Она быстро подошла к нему и, глядя в глаза, сердито сказала:
— Твое идиотское благородство когда-нибудь тебе дорого обойдется… Подумаешь, нашелся Дон Кихот!
— Теперь ты хоть знаешь, что я не из-за тебя набил ему морду, усмехнулся он.
— Зачем он ее убил, Тима? — тихо спросила она. — Это чудовищно!
— Мне самому непонятно, — признался он.
— Он думал, она дикая, да? Он, наверное, охотник?
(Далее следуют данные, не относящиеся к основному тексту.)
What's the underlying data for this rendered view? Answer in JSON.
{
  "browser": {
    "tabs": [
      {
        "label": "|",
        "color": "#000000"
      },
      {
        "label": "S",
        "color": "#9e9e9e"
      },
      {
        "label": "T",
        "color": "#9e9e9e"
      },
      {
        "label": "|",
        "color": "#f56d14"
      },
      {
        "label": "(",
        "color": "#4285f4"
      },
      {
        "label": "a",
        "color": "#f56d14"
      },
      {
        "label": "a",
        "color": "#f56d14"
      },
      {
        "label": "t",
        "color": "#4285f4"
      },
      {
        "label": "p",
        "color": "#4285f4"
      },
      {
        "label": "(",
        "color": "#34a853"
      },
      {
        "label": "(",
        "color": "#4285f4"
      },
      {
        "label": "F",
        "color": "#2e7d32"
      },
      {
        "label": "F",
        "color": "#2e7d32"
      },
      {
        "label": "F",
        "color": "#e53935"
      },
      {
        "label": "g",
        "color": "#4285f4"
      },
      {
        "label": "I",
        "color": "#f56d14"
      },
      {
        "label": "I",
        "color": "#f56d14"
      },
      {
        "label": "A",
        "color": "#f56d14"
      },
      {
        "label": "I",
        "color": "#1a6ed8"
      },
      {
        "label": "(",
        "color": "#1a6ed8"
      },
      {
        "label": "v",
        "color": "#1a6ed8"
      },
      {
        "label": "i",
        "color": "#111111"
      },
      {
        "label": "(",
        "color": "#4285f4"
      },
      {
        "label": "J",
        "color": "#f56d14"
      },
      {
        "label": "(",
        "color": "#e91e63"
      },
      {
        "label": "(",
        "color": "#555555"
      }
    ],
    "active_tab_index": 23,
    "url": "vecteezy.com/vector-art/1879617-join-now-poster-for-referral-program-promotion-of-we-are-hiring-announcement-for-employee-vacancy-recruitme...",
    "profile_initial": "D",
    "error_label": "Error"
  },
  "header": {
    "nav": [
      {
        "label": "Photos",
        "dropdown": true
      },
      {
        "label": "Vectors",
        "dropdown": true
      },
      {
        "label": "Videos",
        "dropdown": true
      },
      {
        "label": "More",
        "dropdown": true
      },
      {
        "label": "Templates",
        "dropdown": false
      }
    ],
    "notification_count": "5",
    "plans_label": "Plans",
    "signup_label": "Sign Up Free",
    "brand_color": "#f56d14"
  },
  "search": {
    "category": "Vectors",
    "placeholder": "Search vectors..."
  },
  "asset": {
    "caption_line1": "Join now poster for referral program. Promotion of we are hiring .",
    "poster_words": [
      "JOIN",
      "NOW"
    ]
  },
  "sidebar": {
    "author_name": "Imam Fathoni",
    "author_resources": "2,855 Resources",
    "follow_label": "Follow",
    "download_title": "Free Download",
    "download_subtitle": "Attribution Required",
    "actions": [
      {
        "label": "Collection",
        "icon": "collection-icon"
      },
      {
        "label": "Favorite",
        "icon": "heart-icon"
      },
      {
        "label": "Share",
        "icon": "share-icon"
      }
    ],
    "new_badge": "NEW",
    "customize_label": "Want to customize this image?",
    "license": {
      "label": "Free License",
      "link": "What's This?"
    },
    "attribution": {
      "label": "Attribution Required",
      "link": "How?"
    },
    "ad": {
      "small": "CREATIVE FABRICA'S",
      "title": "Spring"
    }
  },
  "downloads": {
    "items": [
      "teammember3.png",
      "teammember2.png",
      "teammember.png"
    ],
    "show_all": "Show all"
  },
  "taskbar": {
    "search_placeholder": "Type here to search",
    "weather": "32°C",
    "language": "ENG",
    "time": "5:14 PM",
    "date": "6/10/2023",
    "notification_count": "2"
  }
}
Охотники безжалостны к зверям…
— Я тебе не смогу помочь, — проговорил он. — Ты уж сама как-нибудь его оправдай…
— Я не оправдываю! — вспыхнула она. — Я его ненавижу!..
— Это неправда, — со вздохом произнес он и метнул взгляд на озеро. — Мне надо идти.
— Возьми меня, пожалуйста, с собой?
— Нет, — сразу помрачнев, решительно ответил он.
— Ты опять что-то задумал, Сорока, — сказала она. — Знаешь, мне это надоело!
Он удивленно вскинул брови.
— Надоело? Тебе? — с ударением на последнем слове переспросил он. — Это новость!
— Гарик с Ниной ушли в Островитино на танцы. Сережка валяется с книжкой на диване… Мне скучно одной! Ты хочешь, чтобы я и впрямь сбежала от вас, да?
Ее голос дрогнул, и он, уже готовый было резко ответить, опустил голову.
— Я не могу тебя сейчас развеселить, — сказал он. — При всем моем желании.
— Я пойду с тобой, — почувствовав, что он заколебался, твердо заявила она.
— Тебе там делать нечего, — грубовато отрезал он и, вскинув мешок на плечо, быстро зашагал по тропинке.
— Опять будешь сети рвать и щучьи капканы в воду швырять? — говорила она вслед. — Пойми ты наконец: их здесь много, а ты — один! Подумаешь, Аника-воин. Ну, куда ты лезешь на рожон! Слышишь?!
Но он ее не слышал. По-кошачьи вглядываясь в лесной сумрак, где сливались в едно целое деревья и прибрежные кусты, он бесшумно шагал по едва приметной тропинке, которая огибала притихшее озеро.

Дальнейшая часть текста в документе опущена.